Japanese painter and researcher (born 2000)

Shotaro Sanada (Japanese: 真田 将太朗, born 9 December 2000) is a Japanese painter and researcher. He is known for large-scale abstract paintings that explore "new landscapes" and for interdisciplinary work linking art, aesthetics, and artificial intelligence.

== Early life and family ==
Sanada was born in Nishinomiya, Hyōgo Prefecture, Japan. Profiles published by Baton Inc. and East Japan Railway Company describe him as a descendant of Sengoku-period samurai general Sanada Yukimura.

He studied aesthetics in the Faculty of Fine Arts at the Tokyo University of the Arts and graduated in 2024. He later entered the Graduate School of Interdisciplinary Information Studies at the University of Tokyo, where he conducts research integrating art and artificial intelligence.

== Career ==
While still a student, Sanada began exhibiting works that combine elements of abstraction and landscape. His concept of "new landscapes" (Japanese: 新しい風景, atarashii fūkei) focuses on reconstructed perceptions of time, space, and physical communication. His practice includes large-scale paintings that employ vertical strokes and layered colour fields to evoke geological and architectural structures.

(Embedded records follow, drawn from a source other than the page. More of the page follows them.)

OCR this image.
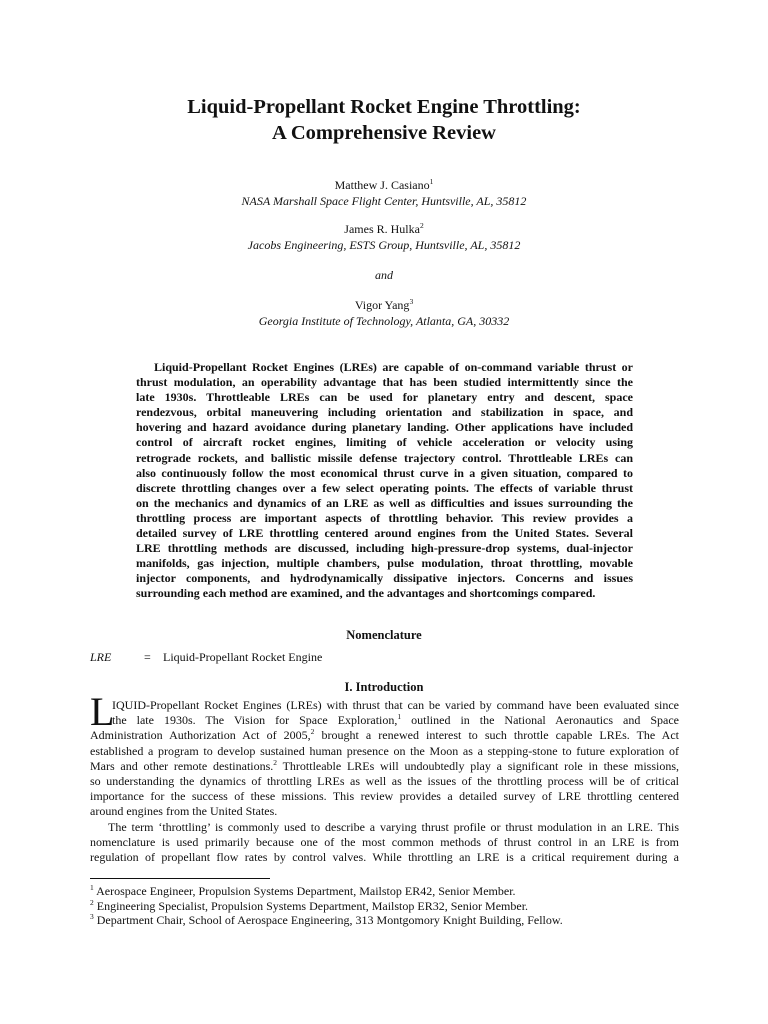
Liquid-Propellant Rocket Engine Throttling:
A Comprehensive Review
Matthew J. Casiano$^1$
NASA Marshall Space Flight Center, Huntsville, AL, 35812
James R. Hulka$^2$
Jacobs Engineering, ESTS Group, Huntsville, AL, 35812
and
Vigor Yang$^3$
Georgia Institute of Technology, Atlanta, GA, 30332
Liquid-Propellant Rocket Engines (LREs) are capable of on-command variable thrust or
thrust modulation, an operability advantage that has been studied intermittently since the
late 1930s. Throttleable LREs can be used for planetary entry and descent, space
rendezvous, orbital maneuvering including orientation and stabilization in space, and
hovering and hazard avoidance during planetary landing. Other applications have included
control of aircraft rocket engines, limiting of vehicle acceleration or velocity using
retrograde rockets, and ballistic missile defense trajectory control. Throttleable LREs can
also continuously follow the most economical thrust curve in a given situation, compared to
discrete throttling changes over a few select operating points. The effects of variable thrust
on the mechanics and dynamics of an LRE as well as difficulties and issues surrounding the
throttling process are important aspects of throttling behavior. This review provides a
detailed survey of LRE throttling centered around engines from the United States. Several
LRE throttling methods are discussed, including high-pressure-drop systems, dual-injector
manifolds, gas injection, multiple chambers, pulse modulation, throat throttling, movable
injector components, and hydrodynamically dissipative injectors. Concerns and issues
surrounding each method are examined, and the advantages and shortcomings compared.
Nomenclature
LRE	= Liquid-Propellant Rocket Engine
I. Introduction
L
IQUID-Propellant Rocket Engines (LREs) with thrust that can be varied by command have been evaluated since
the late 1930s. The Vision for Space Exploration,$^1$ outlined in the National Aeronautics and Space
Administration Authorization Act of 2005,$^2$ brought a renewed interest to such throttle capable LREs. The Act
established a program to develop sustained human presence on the Moon as a stepping-stone to future exploration of
Mars and other remote destinations.$^2$ Throttleable LREs will undoubtedly play a significant role in these missions,
so understanding the dynamics of throttling LREs as well as the issues of the throttling process will be of critical
importance for the success of these missions. This review provides a detailed survey of LRE throttling centered
around engines from the United States.
The term ‘throttling’ is commonly used to describe a varying thrust profile or thrust modulation in an LRE. This
nomenclature is used primarily because one of the most common methods of thrust control in an LRE is from
regulation of propellant flow rates by control valves. While throttling an LRE is a critical requirement during a
$^1$ Aerospace Engineer, Propulsion Systems Department, Mailstop ER42, Senior Member.
$^2$ Engineering Specialist, Propulsion Systems Department, Mailstop ER32, Senior Member.
$^3$ Department Chair, School of Aerospace Engineering, 313 Montgomory Knight Building, Fellow.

In 2023, Sanada was commissioned by East Japan Railway Company to create a permanent 10-metre mural for the main entrance of Nagano Station as part of the "Beyond Stations" project. The work, titled Twelve Pillars of Consecutive Views, was unveiled in October 2023.

Sanada has held solo exhibitions at venues including art brewing gallery – haco and Bumpodo Gallery in Tokyo, Ginza Tsutaya Books at GINZA SIX, and Tokyo International Gallery at Terrada Art Complex, as well as at department stores in Tokyo, Osaka, and Taipei.

== Artistic style ==
Sanada's work investigates relationships between human creativity, perception, and information systems. His large-scale paintings often explore themes of gravity, time, and the "extended body", attempting to visualise invisible phenomena through abstract compositions and vertically structured landscapes. He also conducts research on aesthetics and artificial intelligence, using generative and computational methods alongside traditional painting.

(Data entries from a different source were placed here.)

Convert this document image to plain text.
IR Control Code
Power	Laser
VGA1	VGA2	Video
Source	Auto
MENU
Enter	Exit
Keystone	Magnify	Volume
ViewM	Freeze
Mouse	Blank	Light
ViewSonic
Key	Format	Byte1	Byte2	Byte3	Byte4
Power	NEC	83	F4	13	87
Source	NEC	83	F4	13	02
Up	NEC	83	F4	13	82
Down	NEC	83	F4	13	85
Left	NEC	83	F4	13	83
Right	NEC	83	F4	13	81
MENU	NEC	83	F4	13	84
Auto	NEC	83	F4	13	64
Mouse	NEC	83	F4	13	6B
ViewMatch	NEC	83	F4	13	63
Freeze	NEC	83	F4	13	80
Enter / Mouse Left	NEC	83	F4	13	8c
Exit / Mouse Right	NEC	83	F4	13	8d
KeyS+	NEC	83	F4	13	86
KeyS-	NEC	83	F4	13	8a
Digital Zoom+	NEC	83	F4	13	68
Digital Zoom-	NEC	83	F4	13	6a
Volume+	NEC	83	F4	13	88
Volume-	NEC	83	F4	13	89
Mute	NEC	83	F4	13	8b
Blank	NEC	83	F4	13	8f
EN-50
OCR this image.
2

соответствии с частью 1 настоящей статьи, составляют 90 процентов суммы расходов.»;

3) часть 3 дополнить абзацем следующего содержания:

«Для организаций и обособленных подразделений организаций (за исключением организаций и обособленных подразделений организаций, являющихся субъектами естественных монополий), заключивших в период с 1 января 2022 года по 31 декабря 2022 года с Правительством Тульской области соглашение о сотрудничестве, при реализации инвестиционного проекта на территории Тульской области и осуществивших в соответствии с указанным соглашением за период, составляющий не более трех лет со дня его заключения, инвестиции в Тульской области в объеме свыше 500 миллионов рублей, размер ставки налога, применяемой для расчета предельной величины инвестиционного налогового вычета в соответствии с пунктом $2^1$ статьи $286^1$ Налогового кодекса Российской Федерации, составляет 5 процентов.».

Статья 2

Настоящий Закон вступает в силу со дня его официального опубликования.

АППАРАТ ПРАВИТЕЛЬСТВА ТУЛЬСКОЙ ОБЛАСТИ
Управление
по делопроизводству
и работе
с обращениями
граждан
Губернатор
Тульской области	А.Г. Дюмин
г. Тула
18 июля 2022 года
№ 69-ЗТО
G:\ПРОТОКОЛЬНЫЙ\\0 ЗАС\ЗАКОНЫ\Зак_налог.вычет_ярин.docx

== Selected exhibitions ==
- 2022 – from, art brewing gallery – haco, Tokyo.
- 2023 – ACROSS, Bumpodo Gallery, Tokyo.
- 2024 – OVER, Street Dreams Studios Tokyo.
- 2024 – Process Landscape,Ginza Tsutaya Books (Artwall)

- 2025 – POINT OF VIEW, Ginza Tsutaya Books (FOAM CONTEMPORARY), Tokyo.
- 2025 – NEXT LANDSCAPE, Hankyu Hanshin Umeda Flagship Store, Osaka.
- 2025 – Our Silhouette, Hankyu Hanshin Umeda Flagship Store, Osaka.
- 2025 – FLAT, Kyoto Tsutaya Books,Kyoto.

== Awards ==
- Selected for the 16th Geidai Art Plaza Grand Prize Exhibition.
- "Best Debutant of the Year" (2025).
- 8th-term scholar of the KUMA Foundation.